Diario Judío México - Sr. Director:

Alemania -curiosamente- e son los únicos países donde las comunidades judías crecen. La llegada de los judíos rusos cambió todo el panorama, en el seno de todas las congregaciones judías. También cambió la imagen que tienen los judíos del mundo de la comunidad de Alemania. Ya no dudan de su legitimidad. Saben muy bien que hay muchos judíos que viven ahí. Las instituciones alemanas no los pueden abandonar a su suerte. Por otro lado, varias organizaciones judías han abierto oficinas y financian sus proyectos culturales y religiosos con apoyos de sus fundaciones y el visto bueno oficial. Ejemplo de ello es:

LAUDER que patrocina también a la Yeshiva de Berlín, según afirmación del rabino Ehrenberg, un hombre con una barba larga blanca, con un acento idish inconfundible.

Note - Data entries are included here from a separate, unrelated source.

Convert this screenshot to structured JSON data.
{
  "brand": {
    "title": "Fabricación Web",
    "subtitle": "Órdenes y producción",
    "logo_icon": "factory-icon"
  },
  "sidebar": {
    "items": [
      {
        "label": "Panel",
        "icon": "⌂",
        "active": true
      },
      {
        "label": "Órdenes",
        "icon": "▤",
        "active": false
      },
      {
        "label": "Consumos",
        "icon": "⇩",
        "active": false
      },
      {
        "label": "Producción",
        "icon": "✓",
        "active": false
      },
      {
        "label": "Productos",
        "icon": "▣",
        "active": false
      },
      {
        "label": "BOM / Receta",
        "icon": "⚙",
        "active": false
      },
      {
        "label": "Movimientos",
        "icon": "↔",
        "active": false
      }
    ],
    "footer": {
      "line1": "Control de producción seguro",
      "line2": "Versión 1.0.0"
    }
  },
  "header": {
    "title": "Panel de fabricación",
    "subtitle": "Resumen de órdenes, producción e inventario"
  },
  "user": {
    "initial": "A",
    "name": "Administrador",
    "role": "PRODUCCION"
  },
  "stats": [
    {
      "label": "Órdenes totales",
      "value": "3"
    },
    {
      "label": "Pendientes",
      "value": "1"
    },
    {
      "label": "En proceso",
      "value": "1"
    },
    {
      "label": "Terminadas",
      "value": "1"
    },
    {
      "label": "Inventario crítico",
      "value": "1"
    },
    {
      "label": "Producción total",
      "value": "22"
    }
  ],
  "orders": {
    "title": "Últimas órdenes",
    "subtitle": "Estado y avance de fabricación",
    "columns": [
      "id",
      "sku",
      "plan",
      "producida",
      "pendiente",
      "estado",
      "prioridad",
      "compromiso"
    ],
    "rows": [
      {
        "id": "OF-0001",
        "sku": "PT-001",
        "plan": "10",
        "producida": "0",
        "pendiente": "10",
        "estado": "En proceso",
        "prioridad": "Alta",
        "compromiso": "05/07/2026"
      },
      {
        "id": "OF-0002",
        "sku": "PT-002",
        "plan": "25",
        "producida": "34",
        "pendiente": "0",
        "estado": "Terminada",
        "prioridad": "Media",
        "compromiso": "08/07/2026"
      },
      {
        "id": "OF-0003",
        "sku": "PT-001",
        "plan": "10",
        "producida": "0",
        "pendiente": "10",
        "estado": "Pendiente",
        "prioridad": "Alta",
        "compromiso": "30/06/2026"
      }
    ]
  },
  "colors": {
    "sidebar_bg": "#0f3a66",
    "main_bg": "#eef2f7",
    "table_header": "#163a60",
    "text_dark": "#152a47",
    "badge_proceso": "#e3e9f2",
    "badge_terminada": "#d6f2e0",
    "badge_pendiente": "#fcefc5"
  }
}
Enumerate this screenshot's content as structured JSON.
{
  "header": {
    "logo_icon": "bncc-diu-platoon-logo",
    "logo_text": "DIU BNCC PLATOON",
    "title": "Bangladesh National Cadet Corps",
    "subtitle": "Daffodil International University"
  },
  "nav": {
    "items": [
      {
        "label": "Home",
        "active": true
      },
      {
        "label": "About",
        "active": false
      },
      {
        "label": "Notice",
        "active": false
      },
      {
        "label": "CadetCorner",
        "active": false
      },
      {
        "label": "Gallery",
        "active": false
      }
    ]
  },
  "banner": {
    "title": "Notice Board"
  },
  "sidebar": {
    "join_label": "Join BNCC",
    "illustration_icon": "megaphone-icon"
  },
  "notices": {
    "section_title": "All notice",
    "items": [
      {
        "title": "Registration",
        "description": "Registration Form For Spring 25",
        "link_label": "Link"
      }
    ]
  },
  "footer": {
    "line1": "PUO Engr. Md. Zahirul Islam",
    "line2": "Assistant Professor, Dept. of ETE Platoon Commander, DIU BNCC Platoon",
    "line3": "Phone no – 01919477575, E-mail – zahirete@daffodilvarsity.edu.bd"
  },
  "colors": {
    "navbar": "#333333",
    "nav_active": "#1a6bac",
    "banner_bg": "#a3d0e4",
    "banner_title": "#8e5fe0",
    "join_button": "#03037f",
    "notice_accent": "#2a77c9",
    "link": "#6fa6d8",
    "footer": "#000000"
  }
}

Con traje negro de tres piezas -donde se divisan los Tsitsit- es el gran Rabino de Berlín y agrega: “Todos participan en la renovación de la vida judía que la inmigración rusa ha iniciado. Teníamos que abrir colegios y construir sinagogas, iniciar nuevos programas educativos e iniciar nuevas actividades culturales. En Septiembre del 2006 desde la primera vez -después del - hubo rabinos que fueron graduados en nuestra Yeshiva”.

Sobre el porvenir, el rabino Ehrenberg parecía dudoso, manifestando: “Muchos judíos de la ex-URSS, se vuelven a apropiar de su herencia cultural y religiosa, hay niños que van a las escuelas y liceos judíos, que impulsan a sus padres a reasumir su pasado. Los más viejos que se refugiaron en las comunidades reanudan su pasado histórico. Pero de aquí a algunos años, la mayor parte será perdida para el judaísmo. Se asimilaran como en todas partes del mundo”. Además agrega: “Si la comunidad logra conservar la mitad de sus miembros actuales, más de 110,000, será un gran logro. Sin embargo es una gran reivindicación de la historia, gracias a la inmigración la supervivencia de la comunidad judía de Alemania esta asegurada. Vivirá y continuará”.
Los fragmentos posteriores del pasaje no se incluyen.